The Foreign Office has advised British citizens in Turkey to avoid public places and be vigilant as tanks took to the streets of the capital Ankara in a military coup.
The whereabouts of President Recep Tayyip Erdogan were unclear, as military figures announced they had "fully seized control" of the country - a member of Nato and an applicant for EU membership - in a bid to restore democracy and the rule of law.
Prime minister Binali Yildirim insisted the development was no more than an "attempt" at a coup, as gunfire was heard outside military headquarters, fighter jets flew over the capital and military vehicles blocked key bridges and access to the airport.
"We are focusing on the possibility of an attempt," Mr Yildirim told NTV television.
"There was an illegal act by a group within the military that was acting out of the chain of military command.
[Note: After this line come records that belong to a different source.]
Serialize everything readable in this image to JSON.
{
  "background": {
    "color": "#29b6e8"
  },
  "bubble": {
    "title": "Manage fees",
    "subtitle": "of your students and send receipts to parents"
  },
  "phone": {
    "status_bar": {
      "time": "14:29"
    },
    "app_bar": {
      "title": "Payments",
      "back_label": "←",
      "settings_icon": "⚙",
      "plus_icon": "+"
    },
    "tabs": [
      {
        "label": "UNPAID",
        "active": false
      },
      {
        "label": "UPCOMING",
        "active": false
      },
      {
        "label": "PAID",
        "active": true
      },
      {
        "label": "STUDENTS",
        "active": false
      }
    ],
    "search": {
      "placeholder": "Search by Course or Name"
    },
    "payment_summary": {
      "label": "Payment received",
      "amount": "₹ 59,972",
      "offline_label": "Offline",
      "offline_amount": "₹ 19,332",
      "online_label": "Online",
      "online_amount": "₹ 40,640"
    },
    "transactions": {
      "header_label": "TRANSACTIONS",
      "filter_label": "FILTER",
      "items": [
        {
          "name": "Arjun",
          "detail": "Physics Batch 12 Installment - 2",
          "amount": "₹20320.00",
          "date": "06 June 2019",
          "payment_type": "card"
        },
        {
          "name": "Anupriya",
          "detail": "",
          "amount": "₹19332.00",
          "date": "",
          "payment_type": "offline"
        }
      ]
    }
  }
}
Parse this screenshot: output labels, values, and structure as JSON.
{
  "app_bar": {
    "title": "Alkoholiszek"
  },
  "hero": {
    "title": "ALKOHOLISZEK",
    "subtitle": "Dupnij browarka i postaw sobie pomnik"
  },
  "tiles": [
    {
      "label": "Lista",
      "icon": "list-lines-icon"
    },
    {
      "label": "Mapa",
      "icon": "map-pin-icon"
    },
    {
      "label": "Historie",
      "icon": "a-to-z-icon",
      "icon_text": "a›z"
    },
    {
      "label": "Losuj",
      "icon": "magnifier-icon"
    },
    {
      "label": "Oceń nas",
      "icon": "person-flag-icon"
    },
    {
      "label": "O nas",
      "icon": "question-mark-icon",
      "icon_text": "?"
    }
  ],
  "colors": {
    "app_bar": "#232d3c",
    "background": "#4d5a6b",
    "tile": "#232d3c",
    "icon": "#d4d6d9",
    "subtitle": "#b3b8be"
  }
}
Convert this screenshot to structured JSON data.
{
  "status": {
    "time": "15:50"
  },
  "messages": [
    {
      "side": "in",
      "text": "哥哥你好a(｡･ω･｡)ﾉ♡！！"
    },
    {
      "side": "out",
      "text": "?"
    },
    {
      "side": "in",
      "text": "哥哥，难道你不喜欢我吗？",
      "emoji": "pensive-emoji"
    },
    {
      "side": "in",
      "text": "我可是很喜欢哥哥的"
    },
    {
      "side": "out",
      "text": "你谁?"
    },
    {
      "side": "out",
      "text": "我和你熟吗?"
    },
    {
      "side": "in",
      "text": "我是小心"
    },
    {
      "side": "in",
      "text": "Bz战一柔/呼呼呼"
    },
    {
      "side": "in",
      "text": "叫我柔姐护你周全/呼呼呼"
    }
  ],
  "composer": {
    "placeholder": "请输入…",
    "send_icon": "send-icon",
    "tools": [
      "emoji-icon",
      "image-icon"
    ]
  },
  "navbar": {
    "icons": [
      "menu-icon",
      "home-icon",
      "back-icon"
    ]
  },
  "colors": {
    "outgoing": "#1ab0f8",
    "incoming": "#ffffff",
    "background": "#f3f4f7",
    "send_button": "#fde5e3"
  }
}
Our people should know that we will not allow any activity that would harm democracy."
News reports said Mr Erdogan was safe and would make a televised statement and later, speaking to CNN-Turk through FaceTime, he called the actions by the military "an attempt at an uprising by a minority within our armed forces".
He said "I don't believe this coup attempt will be successful. There is absolutely no chain of command here. Right now the chain of command has been put on hold."
In a statement, the military said it seized control "to reinstall the constitutional order, democracy, human rights and freedoms, to ensure that the rule of law once again reigns in the country, for the law and order to be reinstated".
The statement added: "all international agreements and commitments will remain. We pledge that good relations with all world countries will continue".
The Turkish news agency Dogan reported that soldiers opened fired on people trying to cross Istanbul's Bosporus bridge protesting against the attempted coup, and some had been wounded.
In London, the Foreign Office urged Britons in the country to monitor the travel advice it provides on its website.
"We are aware of the current developments in Turkey. We are urgently seeking more information," said a Foreign Office spokesman.
"Until the situation becomes clearer, we advise you to avoid public places and remain vigilant."
Shadow foreign secretary Emily Thornberry said: "We urge everyone in Turkey, in whatever position, to show calm and restraint in the coming days, and avoid any actions that would divide the country or damage its standing in the world.
"There is no excuse on any side for violence or abuse of human rights, and we would urge all parties to engage with the international community to preserve peace and democracy, and resolve this situation.
"In particular, we urge all those in a position of authority to reassure Britons and other foreign nationals currently visiting Turkey that they are safe, and will be allowed to return home without impediment at the earliest opportunity."
Former Liberal Democrat leader Lord (Menzies) Campbell told the Press Association: "It should come as little surprise that the army which sees itself as the proud guardian of the secular tradition in Turkey, has responded to President Erdogan in this way.
"His increasing steps to create a greater religious element in governance and his restrictions on civil rights have provoked severe discontent.
"Instability in Turkey has profound consequences for its relationship with the EU and the issues of immigrants and for Nato of which Turkey is a long-standing and military and politically significant member."
The Association of British Insurers said in a statement: "In light of the coup in Turkey, anyone booked to travel to the country should contact their tour operator, travel agent, or airline for advice. If alternative arrangements are made you should be able to transfer your travel insurance to the new destination.
"You should regularly check Foreign and Commonwealth Office travel advice. Anyone in Turkey should speak to their tour operator or airline for advice."